Madrid, (EFE).- Puede que aún haya gente, sobre todo de cierta edad, que asocie cualquier alusión al yodo con aquella tintura de yodo que durante tanto tiempo fue una especie de panacea para tratar cualquier pequeña herida; pero ahora serán más quienes liguen el yodo con los sabores más puros del mar.
Sabor yodado... Es lo primero que se le ocurre a cualquiera cuando come unas ostras, unos erizos de mar, unas almejas al natural... Efectivamente, ahí está el sabor del mar, el sabor del yodo; por eso es tan importante, en la cocina, que esos mariscos conserven, tras ser cocinados, ese sabor intenso, profundo, de mar casi en estado puro.
De hecho, ostras, almejas y erizos no sirven, para sus mayores devotos, más que en estado totalmente natural, es decir, crudos. Y, a poder ser, vivos. Pero también es bastante la gente a la que no le seduce nada comerse algo que todavía está vivo, de modo que prefiere que le cocinen esos mariscos.
Aquí es donde entra la sabiduría culinaria; el problema es que ha de ser eso, culinaria, no sólo técnica. Muchos cocineros 'creativos' han descubierto que la mejor manera de conservar ese sabor original es someter a estos moluscos -el erizo no es un molusco, sino un equinodermo, pero ya no hablaremos más de él- a unas cocciones brevísimas, de apenas unos segundos.

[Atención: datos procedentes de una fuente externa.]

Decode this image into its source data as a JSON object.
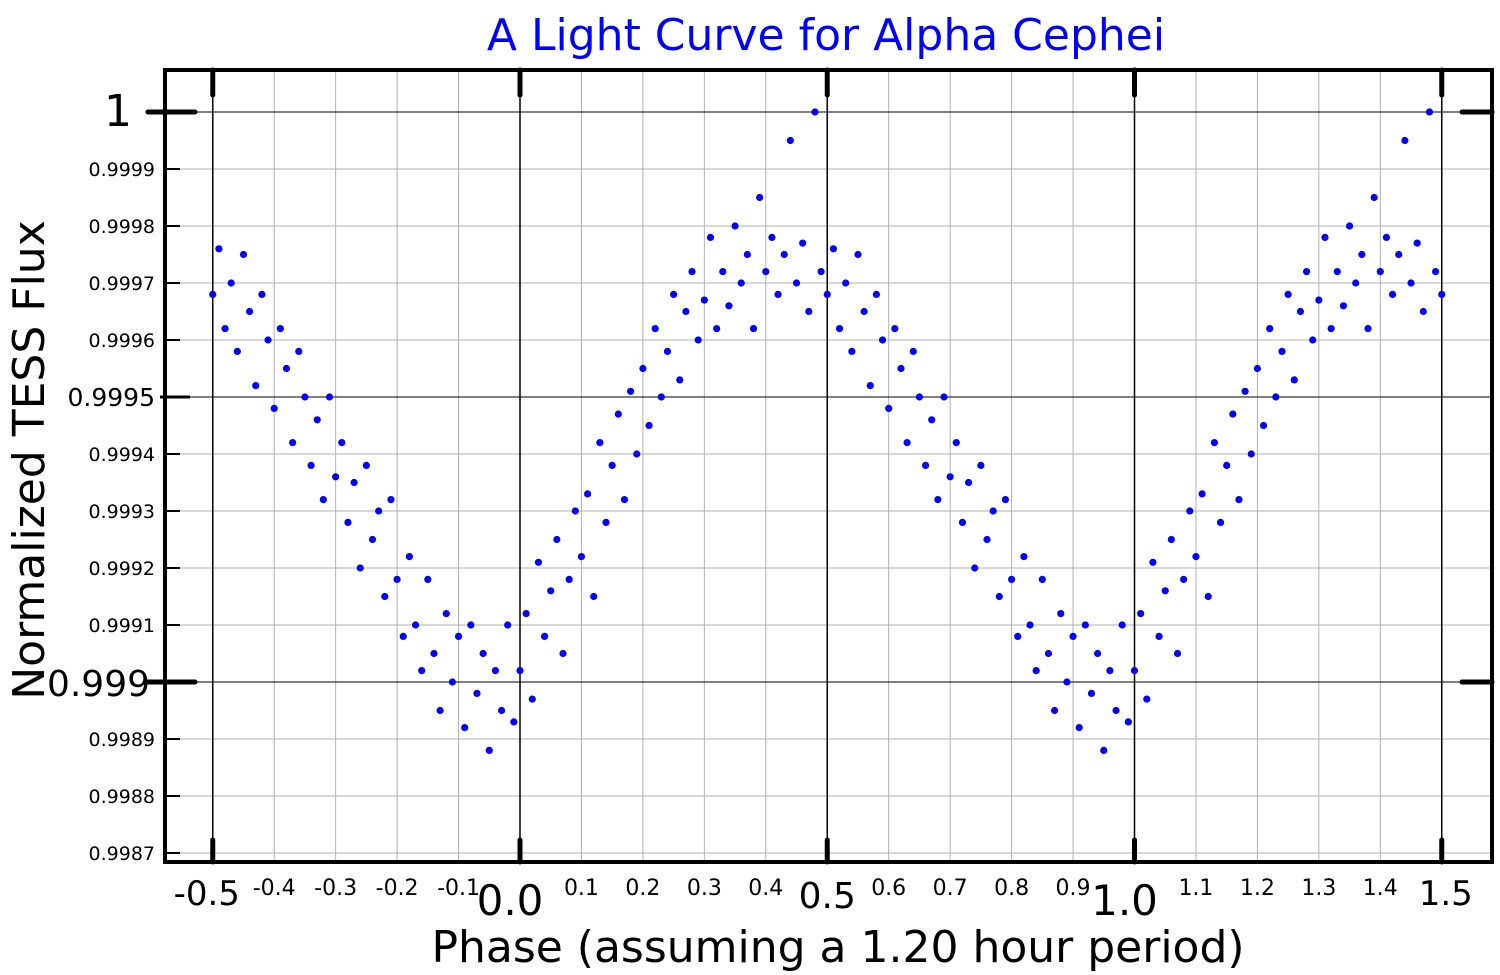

Peligrosísimo. Ostras, almejas, mejillones y demás bivalvos son muy proclives a almacenar sustancias tóxicas, más exactamente ciertas bacterias que pueden causar bastantes problemas al consumidor humano. Esos moluscos, como sabe todo el mundo, están muy bien protegidos por sus valvas, de modo que su interior, lo que nos comemos, tarda algo más que unos segundos en adquirir una temperatura que resulte letal para esos nocivos microorganismos.
Las cocciones brevísimas ponen ese interior a casi cuarenta grados de temperatura. Y uno recuerda, de cuando estudiaba para farmacéutico, que 37-38 grados era la temperatura a la que las bacterias sembradas en placa de laboratorio se reproducían con más entusiasmo; por supuesto, si subíamos la temperatura a 60 grados o más, no sólo dejaban de reproducirse, sino que, sencillamente, se morían.
O sea que una de dos: o nos comemos las almejas crudas, vivas, con los riesgos correspondientes... o las cocinamos de verdad, pero, eso sí, alterando lo menos posible ese sabor fuertemente yodado, que nunca hay que anular; atenuar, quizá; pero anular, nunca.
De modo que nos sobran muchos elementos clásicos en cierta cocina de los moluscos, como el tomate. Si quieren conseguir un buen juego de sabores, prepárense unas almejas 'a los dos aceites'. Eso sí, recuerden que los moluscos han de ser de la máxima calidad: no hay buenos platos con malos ingredientes.
Lo primero, pelen y corten en láminas finas un par de dientes de ajo. Pónganlos en un cuenco de vidrio con aceite virgen de oliva y déjenlos así 24 horas. El aceite adquirirá el aroma del ajo. Al día siguiente, pongan ese aceite, sin los ajos, en una sartén, y pongan ahí también las almejas. Llévenlas al fuego, muy suave y mejor tapando la sartén, y ténganlas allí el tiempo estrictamente necesario para que se convenzan de que están obligadas a abrir sus valvas.
Saquen las almejas del aceite al ajo y riéguenlas con un chorro de otro aceite virgen que habrán emulsionado con un poco de jugo de limón. Y no hay más misterios. Eso sí, provéanse de un buen pan, porque la salsita, la mezcla de aceites, queda, literalmente, 'de toma pan y moja'.